A bounce occurs when a web site visitor leaves a page or a site without visiting any other pages before a specified session-timeout occurs. There is no industry-standard minimum or maximum time by which a visitor must leave in order for a bounce to occur. Rather, this is determined by the session timeout of the analytics tracking software.Bounces are one of the underappreciated, underunderstood, misunderstood Web metrics. Show me a person who says they understand bounce rate and I’ll show you a liar.
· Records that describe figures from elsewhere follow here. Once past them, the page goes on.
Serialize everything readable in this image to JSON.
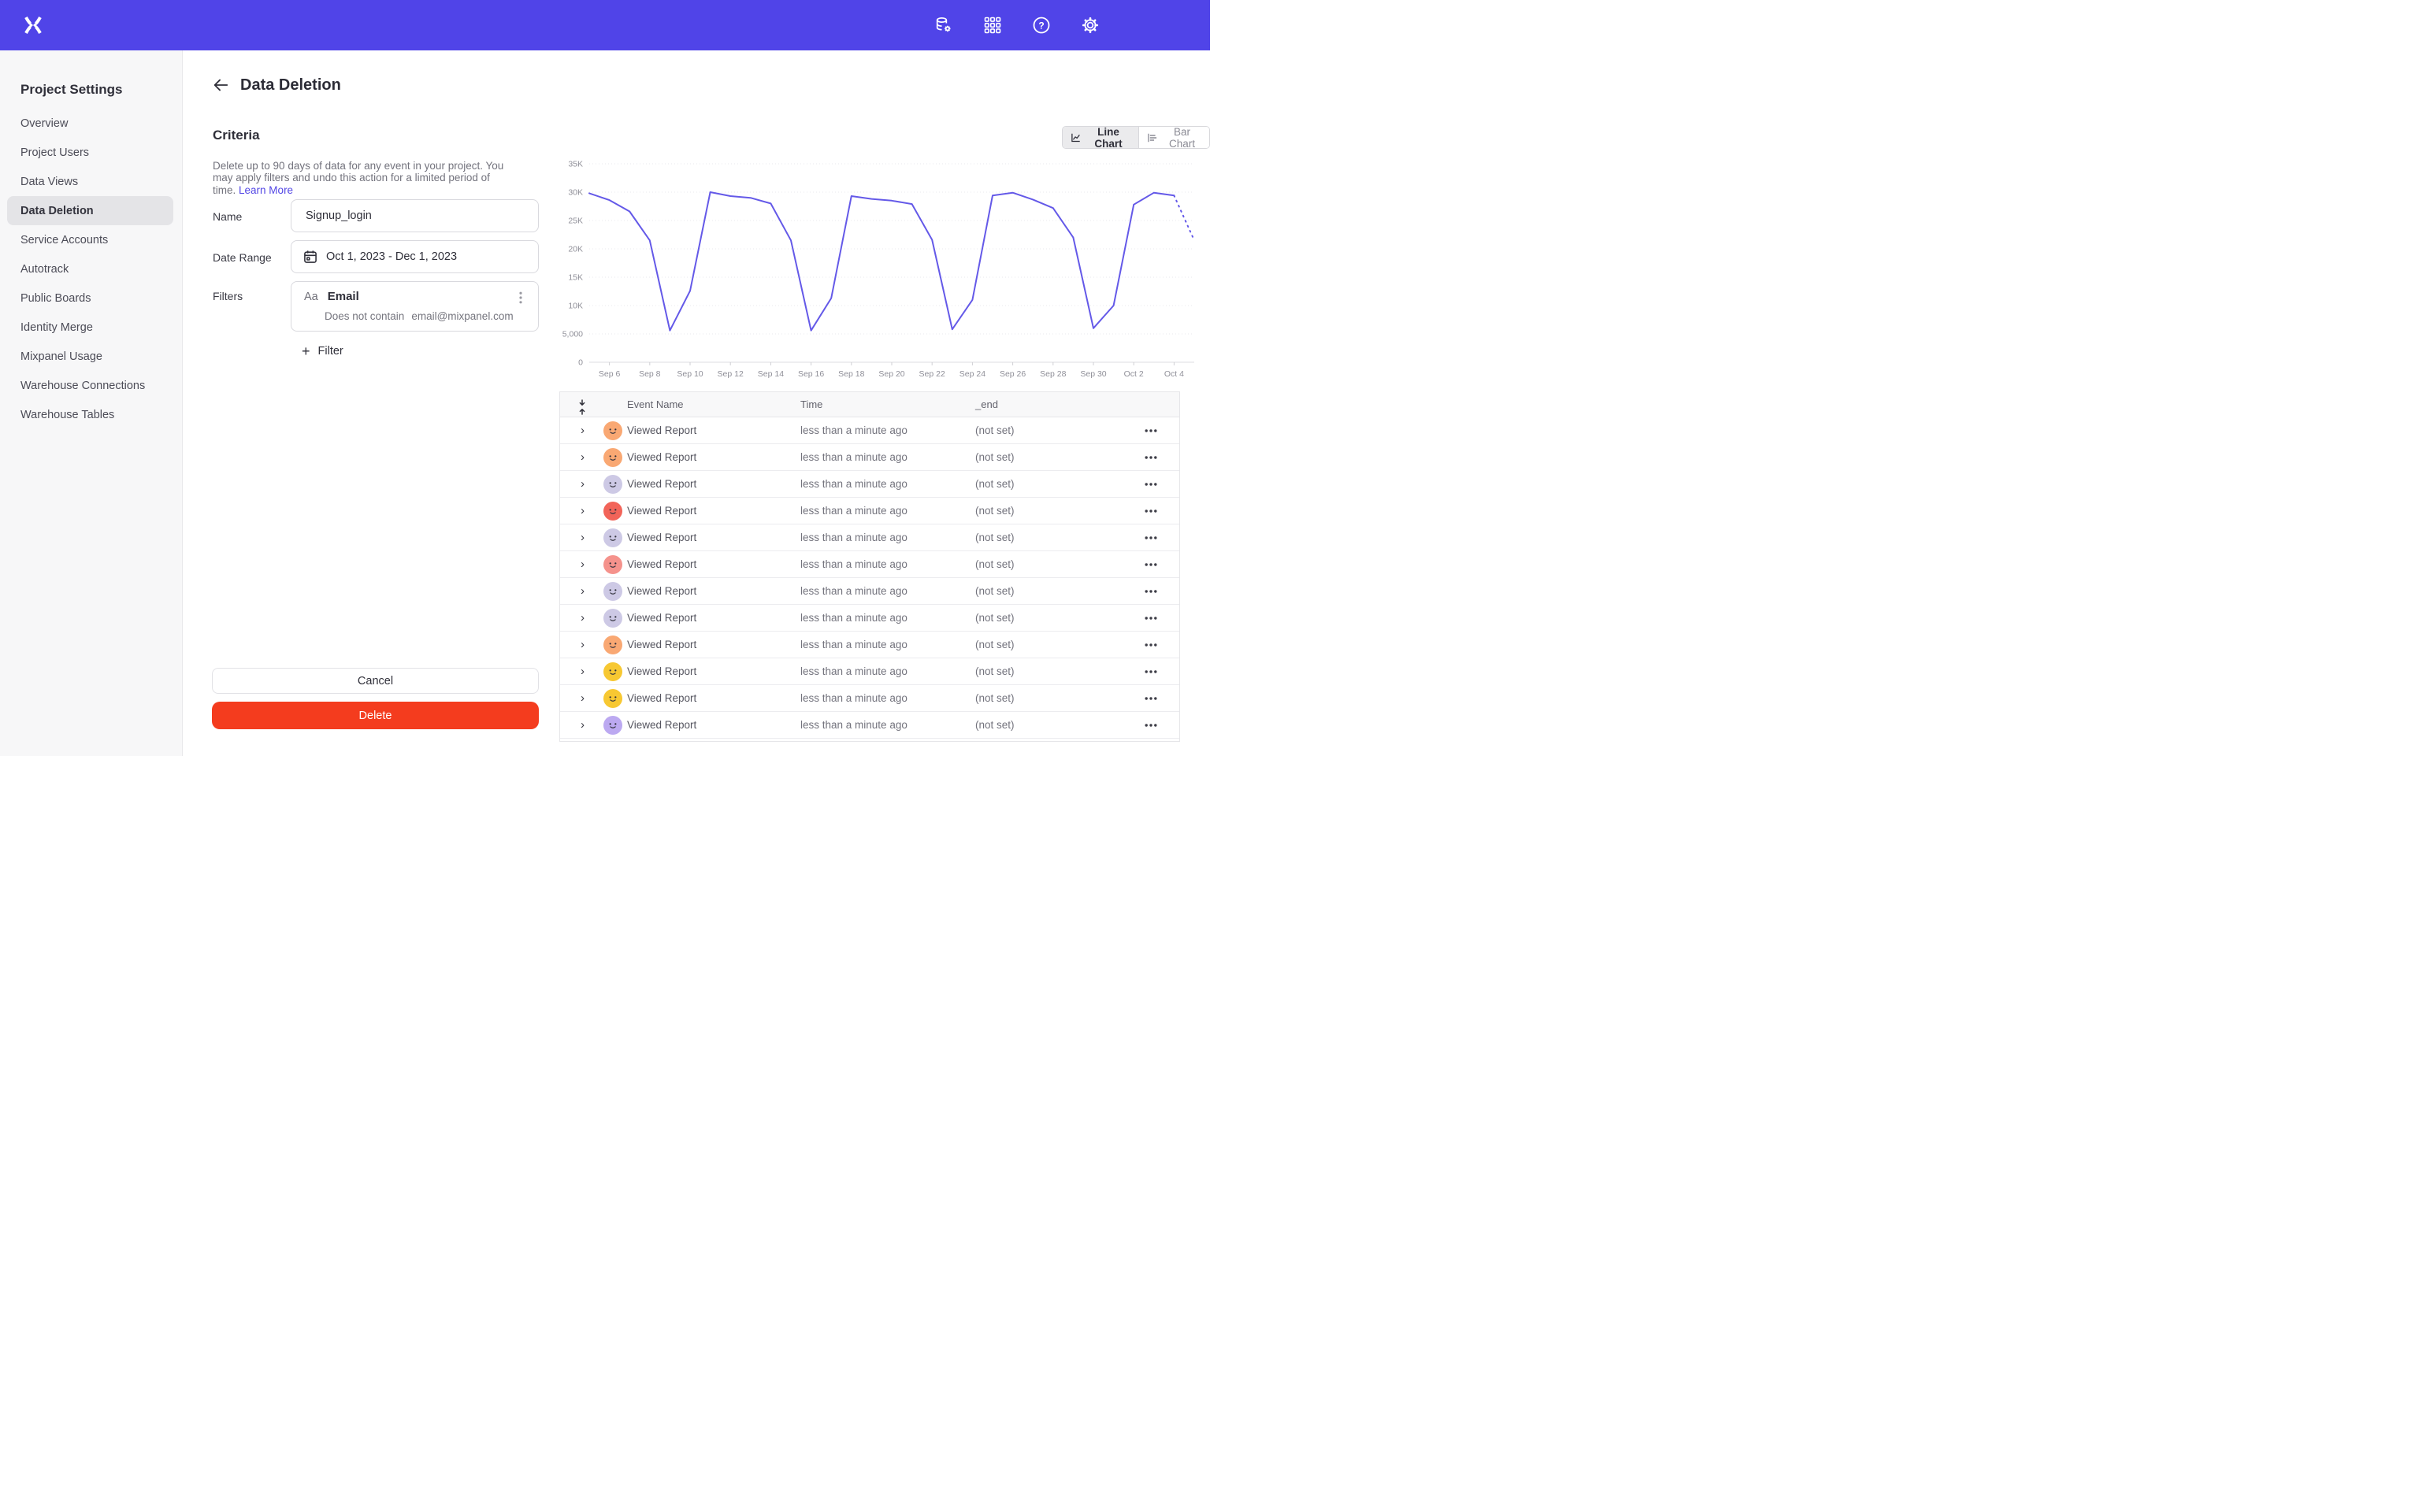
{
  "topbar": {
    "bg_color": "#5044e8",
    "logo_icon": "mixpanel-logo",
    "icons": [
      "data-management-icon",
      "apps-grid-icon",
      "help-icon",
      "settings-gear-icon"
    ]
  },
  "sidebar": {
    "title": "Project Settings",
    "items": [
      {
        "label": "Overview",
        "active": false
      },
      {
        "label": "Project Users",
        "active": false
      },
      {
        "label": "Data Views",
        "active": false
      },
      {
        "label": "Data Deletion",
        "active": true
      },
      {
        "label": "Service Accounts",
        "active": false
      },
      {
        "label": "Autotrack",
        "active": false
      },
      {
        "label": "Public Boards",
        "active": false
      },
      {
        "label": "Identity Merge",
        "active": false
      },
      {
        "label": "Mixpanel Usage",
        "active": false
      },
      {
        "label": "Warehouse Connections",
        "active": false
      },
      {
        "label": "Warehouse Tables",
        "active": false
      }
    ]
  },
  "page": {
    "title": "Data Deletion",
    "back_icon": "arrow-left-icon"
  },
  "criteria": {
    "heading": "Criteria",
    "description": "Delete up to 90 days of data for any event in your project. You may apply filters and undo this action for a limited period of time.",
    "link_label": "Learn More",
    "link_color": "#5246e5",
    "name_label": "Name",
    "name_value": "Signup_login",
    "date_label": "Date Range",
    "date_value": "Oct 1, 2023 - Dec 1, 2023",
    "filters_label": "Filters",
    "filter": {
      "type_label": "Aa",
      "property": "Email",
      "operator": "Does not contain",
      "value": "email@mixpanel.com",
      "menu_icon": "kebab-vertical-icon"
    },
    "add_filter_label": "Filter",
    "add_filter_icon": "plus-icon"
  },
  "actions": {
    "cancel_label": "Cancel",
    "delete_label": "Delete",
    "delete_color": "#f43c1e"
  },
  "chart_toggle": {
    "options": [
      {
        "label": "Line Chart",
        "icon": "line-chart-icon",
        "active": true
      },
      {
        "label": "Bar Chart",
        "icon": "bar-chart-icon",
        "active": false
      }
    ]
  },
  "chart_data": {
    "type": "line",
    "grid": true,
    "legend": "none",
    "line_color": "#6459e8",
    "ylim": [
      0,
      35000
    ],
    "x": [
      "Sep 5",
      "Sep 6",
      "Sep 7",
      "Sep 8",
      "Sep 9",
      "Sep 10",
      "Sep 11",
      "Sep 12",
      "Sep 13",
      "Sep 14",
      "Sep 15",
      "Sep 16",
      "Sep 17",
      "Sep 18",
      "Sep 19",
      "Sep 20",
      "Sep 21",
      "Sep 22",
      "Sep 23",
      "Sep 24",
      "Sep 25",
      "Sep 26",
      "Sep 27",
      "Sep 28",
      "Sep 29",
      "Sep 30",
      "Oct 1",
      "Oct 2",
      "Oct 3",
      "Oct 4",
      "Oct 5"
    ],
    "values": [
      29800,
      28600,
      26600,
      21500,
      5600,
      12600,
      30000,
      29300,
      29000,
      28000,
      21500,
      5600,
      11300,
      29300,
      28800,
      28500,
      27900,
      21600,
      5800,
      11000,
      29400,
      29900,
      28700,
      27200,
      22000,
      6000,
      10000,
      27800,
      29900,
      29400,
      21500
    ],
    "projection_from_index": 29,
    "y_ticks": [
      {
        "value": 0,
        "label": "0"
      },
      {
        "value": 5000,
        "label": "5,000"
      },
      {
        "value": 10000,
        "label": "10K"
      },
      {
        "value": 15000,
        "label": "15K"
      },
      {
        "value": 20000,
        "label": "20K"
      },
      {
        "value": 25000,
        "label": "25K"
      },
      {
        "value": 30000,
        "label": "30K"
      },
      {
        "value": 35000,
        "label": "35K"
      }
    ],
    "x_ticks": [
      {
        "index": 1,
        "label": "Sep 6"
      },
      {
        "index": 3,
        "label": "Sep 8"
      },
      {
        "index": 5,
        "label": "Sep 10"
      },
      {
        "index": 7,
        "label": "Sep 12"
      },
      {
        "index": 9,
        "label": "Sep 14"
      },
      {
        "index": 11,
        "label": "Sep 16"
      },
      {
        "index": 13,
        "label": "Sep 18"
      },
      {
        "index": 15,
        "label": "Sep 20"
      },
      {
        "index": 17,
        "label": "Sep 22"
      },
      {
        "index": 19,
        "label": "Sep 24"
      },
      {
        "index": 21,
        "label": "Sep 26"
      },
      {
        "index": 23,
        "label": "Sep 28"
      },
      {
        "index": 25,
        "label": "Sep 30"
      },
      {
        "index": 27,
        "label": "Oct 2"
      },
      {
        "index": 29,
        "label": "Oct 4"
      }
    ]
  },
  "events_table": {
    "sort_icon": "sort-arrows-icon",
    "row_menu_icon": "ellipsis-icon",
    "columns": [
      "Event Name",
      "Time",
      "_end"
    ],
    "rows": [
      {
        "event": "Viewed Report",
        "time": "less than a minute ago",
        "end": "(not set)",
        "avatar_color": "#f9a873"
      },
      {
        "event": "Viewed Report",
        "time": "less than a minute ago",
        "end": "(not set)",
        "avatar_color": "#f9a873"
      },
      {
        "event": "Viewed Report",
        "time": "less than a minute ago",
        "end": "(not set)",
        "avatar_color": "#cdc9e5"
      },
      {
        "event": "Viewed Report",
        "time": "less than a minute ago",
        "end": "(not set)",
        "avatar_color": "#f26459"
      },
      {
        "event": "Viewed Report",
        "time": "less than a minute ago",
        "end": "(not set)",
        "avatar_color": "#cdc9e5"
      },
      {
        "event": "Viewed Report",
        "time": "less than a minute ago",
        "end": "(not set)",
        "avatar_color": "#f5928c"
      },
      {
        "event": "Viewed Report",
        "time": "less than a minute ago",
        "end": "(not set)",
        "avatar_color": "#cdc9e5"
      },
      {
        "event": "Viewed Report",
        "time": "less than a minute ago",
        "end": "(not set)",
        "avatar_color": "#cdc9e5"
      },
      {
        "event": "Viewed Report",
        "time": "less than a minute ago",
        "end": "(not set)",
        "avatar_color": "#f9a873"
      },
      {
        "event": "Viewed Report",
        "time": "less than a minute ago",
        "end": "(not set)",
        "avatar_color": "#f7c832"
      },
      {
        "event": "Viewed Report",
        "time": "less than a minute ago",
        "end": "(not set)",
        "avatar_color": "#f7c832"
      },
      {
        "event": "Viewed Report",
        "time": "less than a minute ago",
        "end": "(not set)",
        "avatar_color": "#bca9f1"
      },
      {
        "event": "",
        "time": "",
        "end": "",
        "avatar_color": "#f5a9a2",
        "partial": true
      }
    ]
  }
}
I understand them. They’re not very helpful in a vacuum though. If you slice the bounce rate by time spent on page and referrer, you can build a story about who (referrer vector) finds a particular page interesting (time spent vector) enough to check it out, interesting enough to check out more pages (bounce rate), or not interesting at all.
Like any complex entity, a single metric that has only a single unit (or is unitless) is a gross oversimplification of the entity. Like describing a Ferrari 430 Scuderia as a car with a top speed of 197 mi/h (which is even a compound unit). Exploring other metrics to build a store will yield the engine’s output specifications as: 360.4 kW (483 hp) at 8500 rpm and 465 N·m (343 lb·ft) of torque at 5250 rpm (source wikipedia, so it must be true)… a far more compelling story to someone who cares (I don’t).
Anyway… measuring is important. ”If it’s not measured it can’t be managed” was the mantra at AOL when I worked there, and I’ll repeat it over and over again to anyone who will listen.